En algún instante, no hace mucho tiempo, a penas lo recuerdo, comencé a vivir sin pensar en el transcurso de los días, a filtrar las mañanas por la cafetera hasta disolverlas en el trafico de las noches por la avenida Insurgentes Norte.
Llevo meses sin poder escribir una buena línea, un buen verso, algo que desmadre el inconsciente, ofenda el instinto. Pero nada sale de mi cabeza más que trabajo de oficina.
El deterioro que mi cuerpo siente al tener que acostumbrase a la rutina, a un edificio, a personas encerradas, estacionadas en habitaciones que desintegran su energía para conseguir dinero, esconde mi verdadero deseo de quedarme en casa y no hacer nada. O el de salir a las calles del centro y toparme con una vida de aventuras y libertinaje con la que se sueña y muy pocas veces se hace realidad.
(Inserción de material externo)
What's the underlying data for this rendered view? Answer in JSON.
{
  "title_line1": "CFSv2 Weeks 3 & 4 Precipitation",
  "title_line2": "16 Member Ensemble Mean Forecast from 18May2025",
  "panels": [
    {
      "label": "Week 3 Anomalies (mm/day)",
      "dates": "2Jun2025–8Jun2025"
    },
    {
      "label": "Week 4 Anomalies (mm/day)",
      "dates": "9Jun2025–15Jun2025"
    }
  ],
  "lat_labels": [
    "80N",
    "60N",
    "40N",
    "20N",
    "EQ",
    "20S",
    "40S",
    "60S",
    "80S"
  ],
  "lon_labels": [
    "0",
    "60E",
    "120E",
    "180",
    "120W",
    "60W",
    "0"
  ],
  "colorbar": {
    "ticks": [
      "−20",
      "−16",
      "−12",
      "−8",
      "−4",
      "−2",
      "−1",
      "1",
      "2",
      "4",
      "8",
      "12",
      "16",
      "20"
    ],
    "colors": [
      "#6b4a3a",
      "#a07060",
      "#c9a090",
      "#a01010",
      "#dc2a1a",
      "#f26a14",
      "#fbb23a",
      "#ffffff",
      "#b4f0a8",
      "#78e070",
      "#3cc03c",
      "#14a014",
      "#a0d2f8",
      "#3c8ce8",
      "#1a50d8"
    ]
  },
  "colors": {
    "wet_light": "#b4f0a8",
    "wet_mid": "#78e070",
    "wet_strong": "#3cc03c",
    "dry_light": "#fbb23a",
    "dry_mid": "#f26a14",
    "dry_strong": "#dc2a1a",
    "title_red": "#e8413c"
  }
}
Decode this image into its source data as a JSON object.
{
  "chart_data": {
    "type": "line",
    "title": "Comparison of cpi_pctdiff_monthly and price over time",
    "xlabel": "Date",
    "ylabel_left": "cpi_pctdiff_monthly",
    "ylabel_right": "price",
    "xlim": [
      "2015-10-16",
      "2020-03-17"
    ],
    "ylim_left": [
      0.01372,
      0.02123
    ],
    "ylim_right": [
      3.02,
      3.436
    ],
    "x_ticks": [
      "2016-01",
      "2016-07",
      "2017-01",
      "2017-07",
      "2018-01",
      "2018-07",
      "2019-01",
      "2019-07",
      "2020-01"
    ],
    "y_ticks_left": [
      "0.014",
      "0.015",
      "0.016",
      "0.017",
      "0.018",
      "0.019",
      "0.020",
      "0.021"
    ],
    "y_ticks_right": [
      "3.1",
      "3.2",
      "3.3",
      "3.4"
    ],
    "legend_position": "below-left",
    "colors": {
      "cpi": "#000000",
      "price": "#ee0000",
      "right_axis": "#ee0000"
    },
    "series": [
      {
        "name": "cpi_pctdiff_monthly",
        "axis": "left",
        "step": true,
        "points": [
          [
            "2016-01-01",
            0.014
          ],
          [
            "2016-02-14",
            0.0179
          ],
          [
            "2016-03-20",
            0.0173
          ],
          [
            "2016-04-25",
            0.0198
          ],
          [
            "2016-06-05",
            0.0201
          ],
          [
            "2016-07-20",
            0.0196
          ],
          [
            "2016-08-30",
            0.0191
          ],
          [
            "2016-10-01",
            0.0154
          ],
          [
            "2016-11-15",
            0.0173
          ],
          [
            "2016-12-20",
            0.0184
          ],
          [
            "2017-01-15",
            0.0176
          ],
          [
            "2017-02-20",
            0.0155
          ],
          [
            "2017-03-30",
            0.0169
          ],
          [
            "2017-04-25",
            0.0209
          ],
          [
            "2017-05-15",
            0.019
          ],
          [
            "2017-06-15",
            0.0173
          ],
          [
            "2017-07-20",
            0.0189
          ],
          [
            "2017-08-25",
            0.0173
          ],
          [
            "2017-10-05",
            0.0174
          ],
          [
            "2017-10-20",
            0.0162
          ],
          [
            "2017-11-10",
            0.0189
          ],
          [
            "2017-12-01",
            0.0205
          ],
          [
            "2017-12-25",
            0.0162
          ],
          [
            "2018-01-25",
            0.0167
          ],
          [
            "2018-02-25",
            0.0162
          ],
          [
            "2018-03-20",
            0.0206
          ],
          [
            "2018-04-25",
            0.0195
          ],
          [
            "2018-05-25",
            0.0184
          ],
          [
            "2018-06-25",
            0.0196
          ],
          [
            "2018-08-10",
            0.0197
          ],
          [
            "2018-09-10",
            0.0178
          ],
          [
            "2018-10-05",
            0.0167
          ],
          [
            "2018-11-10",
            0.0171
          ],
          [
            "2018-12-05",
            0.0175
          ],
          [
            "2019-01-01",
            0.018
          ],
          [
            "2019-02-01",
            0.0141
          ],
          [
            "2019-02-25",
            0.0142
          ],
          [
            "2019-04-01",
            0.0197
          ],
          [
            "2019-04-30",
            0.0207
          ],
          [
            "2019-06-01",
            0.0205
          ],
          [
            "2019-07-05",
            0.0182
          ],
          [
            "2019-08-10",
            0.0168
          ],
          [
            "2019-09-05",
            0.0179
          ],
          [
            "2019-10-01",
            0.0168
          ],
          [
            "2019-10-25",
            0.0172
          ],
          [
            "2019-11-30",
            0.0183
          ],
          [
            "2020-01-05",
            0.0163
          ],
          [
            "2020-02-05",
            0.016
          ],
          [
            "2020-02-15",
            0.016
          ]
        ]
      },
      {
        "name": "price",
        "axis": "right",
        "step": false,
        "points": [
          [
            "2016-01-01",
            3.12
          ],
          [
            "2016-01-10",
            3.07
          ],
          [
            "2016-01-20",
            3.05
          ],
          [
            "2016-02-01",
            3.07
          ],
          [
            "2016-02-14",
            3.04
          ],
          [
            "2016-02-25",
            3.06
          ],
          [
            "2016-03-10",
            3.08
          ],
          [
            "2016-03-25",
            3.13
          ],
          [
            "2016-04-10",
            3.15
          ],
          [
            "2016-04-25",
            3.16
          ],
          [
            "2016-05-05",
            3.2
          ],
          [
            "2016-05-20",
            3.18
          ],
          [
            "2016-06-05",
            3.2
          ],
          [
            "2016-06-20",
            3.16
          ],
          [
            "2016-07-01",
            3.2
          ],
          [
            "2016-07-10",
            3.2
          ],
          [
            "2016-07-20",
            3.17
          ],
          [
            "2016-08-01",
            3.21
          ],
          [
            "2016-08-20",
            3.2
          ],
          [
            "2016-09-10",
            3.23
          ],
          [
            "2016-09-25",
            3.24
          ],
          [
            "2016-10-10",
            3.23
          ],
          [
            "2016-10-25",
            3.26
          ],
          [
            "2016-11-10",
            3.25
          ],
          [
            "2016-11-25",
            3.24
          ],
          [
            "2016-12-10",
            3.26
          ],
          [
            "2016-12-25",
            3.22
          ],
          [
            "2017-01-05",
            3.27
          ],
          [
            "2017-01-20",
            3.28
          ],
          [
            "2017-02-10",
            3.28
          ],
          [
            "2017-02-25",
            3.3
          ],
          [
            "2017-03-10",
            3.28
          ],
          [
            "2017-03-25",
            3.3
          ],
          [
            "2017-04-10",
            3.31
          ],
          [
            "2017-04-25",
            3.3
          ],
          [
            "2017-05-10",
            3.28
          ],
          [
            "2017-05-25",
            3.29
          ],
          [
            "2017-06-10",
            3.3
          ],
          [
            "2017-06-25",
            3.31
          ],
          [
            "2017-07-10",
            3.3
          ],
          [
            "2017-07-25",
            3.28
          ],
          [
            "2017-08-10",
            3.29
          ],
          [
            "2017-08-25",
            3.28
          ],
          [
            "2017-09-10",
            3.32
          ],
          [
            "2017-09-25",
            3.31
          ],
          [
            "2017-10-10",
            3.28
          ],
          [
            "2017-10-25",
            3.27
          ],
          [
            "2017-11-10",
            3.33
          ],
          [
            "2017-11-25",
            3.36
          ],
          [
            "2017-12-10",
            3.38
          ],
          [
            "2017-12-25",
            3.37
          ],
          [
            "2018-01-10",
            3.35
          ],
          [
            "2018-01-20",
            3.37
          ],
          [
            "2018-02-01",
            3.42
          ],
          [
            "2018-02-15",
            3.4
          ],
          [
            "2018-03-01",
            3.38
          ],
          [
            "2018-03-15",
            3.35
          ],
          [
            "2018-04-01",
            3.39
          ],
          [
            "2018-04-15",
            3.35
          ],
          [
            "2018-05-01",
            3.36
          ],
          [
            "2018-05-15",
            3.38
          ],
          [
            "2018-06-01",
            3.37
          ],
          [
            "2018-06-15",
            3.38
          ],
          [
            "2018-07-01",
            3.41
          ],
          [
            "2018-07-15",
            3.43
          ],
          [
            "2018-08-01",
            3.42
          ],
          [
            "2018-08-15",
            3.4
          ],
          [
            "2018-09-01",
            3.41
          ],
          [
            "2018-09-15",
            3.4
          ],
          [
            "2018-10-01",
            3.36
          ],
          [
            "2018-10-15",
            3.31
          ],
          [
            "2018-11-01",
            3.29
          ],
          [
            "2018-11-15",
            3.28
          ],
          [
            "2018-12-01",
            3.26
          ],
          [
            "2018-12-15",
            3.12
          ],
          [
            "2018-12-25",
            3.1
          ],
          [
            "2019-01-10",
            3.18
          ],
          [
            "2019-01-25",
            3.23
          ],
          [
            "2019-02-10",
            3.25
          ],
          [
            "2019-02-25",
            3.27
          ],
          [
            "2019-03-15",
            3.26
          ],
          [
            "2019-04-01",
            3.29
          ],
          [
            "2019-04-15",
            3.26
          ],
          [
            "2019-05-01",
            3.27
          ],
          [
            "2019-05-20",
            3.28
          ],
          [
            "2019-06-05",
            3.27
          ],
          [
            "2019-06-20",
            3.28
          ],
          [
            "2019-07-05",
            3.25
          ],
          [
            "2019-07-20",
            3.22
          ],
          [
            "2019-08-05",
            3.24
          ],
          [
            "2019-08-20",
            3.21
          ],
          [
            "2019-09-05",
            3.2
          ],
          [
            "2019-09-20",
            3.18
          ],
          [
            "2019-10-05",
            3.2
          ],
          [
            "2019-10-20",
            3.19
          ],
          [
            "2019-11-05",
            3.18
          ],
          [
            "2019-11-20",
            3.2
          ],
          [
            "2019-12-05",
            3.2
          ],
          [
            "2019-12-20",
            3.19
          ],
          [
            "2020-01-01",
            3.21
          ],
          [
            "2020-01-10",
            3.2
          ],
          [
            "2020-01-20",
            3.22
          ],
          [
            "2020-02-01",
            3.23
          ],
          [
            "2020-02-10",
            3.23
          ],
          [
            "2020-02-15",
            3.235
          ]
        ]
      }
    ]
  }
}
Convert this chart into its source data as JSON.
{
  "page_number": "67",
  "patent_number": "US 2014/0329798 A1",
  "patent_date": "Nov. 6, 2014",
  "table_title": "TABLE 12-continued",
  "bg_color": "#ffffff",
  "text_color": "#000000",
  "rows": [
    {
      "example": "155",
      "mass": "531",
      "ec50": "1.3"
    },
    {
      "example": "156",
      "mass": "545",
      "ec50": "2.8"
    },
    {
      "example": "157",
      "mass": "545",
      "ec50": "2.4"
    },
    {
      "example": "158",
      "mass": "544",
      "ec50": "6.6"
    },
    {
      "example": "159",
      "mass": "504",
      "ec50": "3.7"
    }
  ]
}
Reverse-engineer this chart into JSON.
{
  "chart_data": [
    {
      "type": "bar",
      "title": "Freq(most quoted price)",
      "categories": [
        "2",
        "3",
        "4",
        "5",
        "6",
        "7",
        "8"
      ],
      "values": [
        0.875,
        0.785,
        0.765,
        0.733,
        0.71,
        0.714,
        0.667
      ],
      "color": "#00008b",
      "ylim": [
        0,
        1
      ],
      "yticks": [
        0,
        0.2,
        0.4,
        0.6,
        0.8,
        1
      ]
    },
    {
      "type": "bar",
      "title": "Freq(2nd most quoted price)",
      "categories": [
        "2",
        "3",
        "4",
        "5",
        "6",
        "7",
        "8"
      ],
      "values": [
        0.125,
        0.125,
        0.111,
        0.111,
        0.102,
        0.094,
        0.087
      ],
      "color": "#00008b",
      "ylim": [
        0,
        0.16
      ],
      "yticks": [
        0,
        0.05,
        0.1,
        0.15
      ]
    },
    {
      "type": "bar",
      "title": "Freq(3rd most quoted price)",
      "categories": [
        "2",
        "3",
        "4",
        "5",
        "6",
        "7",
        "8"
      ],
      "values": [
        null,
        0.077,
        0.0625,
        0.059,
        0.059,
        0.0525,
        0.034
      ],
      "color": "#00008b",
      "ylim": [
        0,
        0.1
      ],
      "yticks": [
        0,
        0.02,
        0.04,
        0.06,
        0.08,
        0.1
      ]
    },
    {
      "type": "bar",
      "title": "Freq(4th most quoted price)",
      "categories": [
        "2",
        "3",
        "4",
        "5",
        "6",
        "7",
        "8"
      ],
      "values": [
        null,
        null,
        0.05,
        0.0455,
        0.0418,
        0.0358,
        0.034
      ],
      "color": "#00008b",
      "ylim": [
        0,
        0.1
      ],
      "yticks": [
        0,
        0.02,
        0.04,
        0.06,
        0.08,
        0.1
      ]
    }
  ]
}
La abstinencia de letras no me ha impedido tener ideas que se revolotean en mi mente. Ahí hay paisajes, nombres, muchos sentimientos, descuidos, un cúmulo de situaciones, acciones, pero casi nada es concreto.
Se que ahora escribo por el simple hecho de regresar.
Tratar de llevarme bien con el teclado de esta máquina para que me permita decir cosas es lo único que me queda. Además de las ráfagas en mi cabeza y el sonido de una ¡ALARMA! que no deja de joder en mis oídos y que indiscutiblemente proviene del mundo exterior pero que para mí, es la inmovilidad de mi percepción aturdida en esta tarde de septiembre que me ha generado el innecesario impulso de escribir.